ABOUT THE AUTHOR
Justin Cronin is the New York Times’ bestselling author of The Passage, The Twelve, The City of Mirrors, Mary and O’Neil (which won the PEN/Hemingway Award and the Stephen Crane Prize), and The Summer Guest. Other honors for his writing include a fellowship from the National Endowment for the Arts and a Whiting Writers’ Award. A Distinguished Faculty Fellow at Rice University, Cronin divides his time between Houston, Texas, and Cape Cod, Massachusetts.
SYNOPSIS
The Passage is a 766-page doorstop, a dystopian epic that is actually the first installment in a vampire trilogy. The story starts in the near future with government experiments on a virus. Those infected with the virus get superhuman strength and eternal life. The downside is that infected people also grow fangs, claws, a glowing orange skin, a fetish for human flesh, and an extreme photophobia. The first section details the virus’ discovery and the subsequent tests undertaken on death-row inmates. The tension is palpable. From the amorality of military experiments to the fleeting references to America’s polluted, lawless state, everything in the opening section paints a gory picture.
WHAT WE LIKED ABOUT THE PASSAGE
The Passage is an excellent novel. The plot is replete with multi-layered characters, spiritual mysteries, exciting action set pieces, and the trappings of several genres. The writing is solid, well-crafted, and certainly in no rush. Particularly outstanding is the depth of characterization present in even minor or elusive characters such as the scientist Lear or the child molester Grey. The first third of the novel is pretty much perfect, tightly-paced yet generous with motivation and context. We get to see the before, during and after through the eyes of a few characters.
Most characters are well drawn. Cronin creates gut-wrenching battle scenes to tackle the philosophical issue of becoming immortal at the cost of one’s soul. The only character who appears in both sections of The Passage is a six-year-old girl by the name of Amy. Shes possesses ill-defined powers. Remarkably, Amy has retained her humanity in spite of the viral infection. However, readers have no access to her interior life, and she barely speaks. This is obviously because The Passage is the first book in the trilogy, and her story unfolds in the later books. That said, this also means that the present novel has a gaping hole at its heart.

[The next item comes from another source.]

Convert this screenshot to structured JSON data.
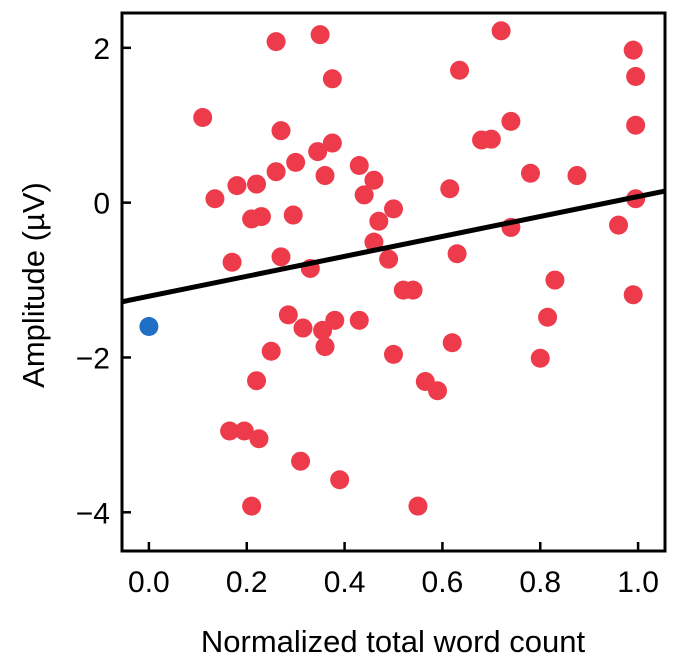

Even so, Cronin needs to be credited for how he unravels the complexities involved in the plot. The way he handles and presents seemingly redundant details and connects them in unexpected ways is a treat to behold. The Passage is a story of truly epic proportions; it is a story that spans the entire globe over a hundred-year period. Such a large time frame comes with the obvious risk of creating something too mind-boggling and unmanageable. Cronin, however, expertly retains the plot’s core elements. He divulges only as much information as required to make his characters both dangerous and unpredictable. The end result is a gripping storyline full of complex characters and terrifying monsters, all set in an isolated and empty, post-apocalyptic world.
WHAT WE DID NOT LIKE ABOUTÂ THE PASSAGE
There is ample room for Cronin to improve upon his usage of prose, dialog, and literary devices. The first third of the novel is plagued by some serious pacing issues. The story seems to jump uncontrollably from slow to hectic, back to slow, and so on. The prose and dialog also seem to get a bit sluggish over this phase. Some of the dialog comes across as more of a history lesson than a natural conversation.
The opening chapters are so impressive that it takes forever to settle into the second section, which is set in the post-apocalyptic world left by the inevitable release of the virus. The first section featured fast, breathtaking action, with helicopters, bombs and whatnot. Part two, on the other hand, presents a whole new cast living a century later. They plod round on horses and get excited if they catch a rabbit.
QUOTES
We live, we die. Somewhere along the way, if we’re lucky, we may find someone to help lighten the load.
What strange places our lives can carry us to, what dark passages.
So perhaps the greatest worry of all was that one day you would realize that all the worries of your life amounted to one thing: the desire to just stop worrying.
The world was a world of dreaming souls who could not die.
CONCLUSION
With five stars for the first half, three for the second, The Passage averages at an overall score of 3.8 stars. It is an intense mixture of a wide variety of components involving a rainbow of emotions. Provided the readers overcome the hesitation that comes with the size of this slab, they are in for a nerve-racking dystopian thriller.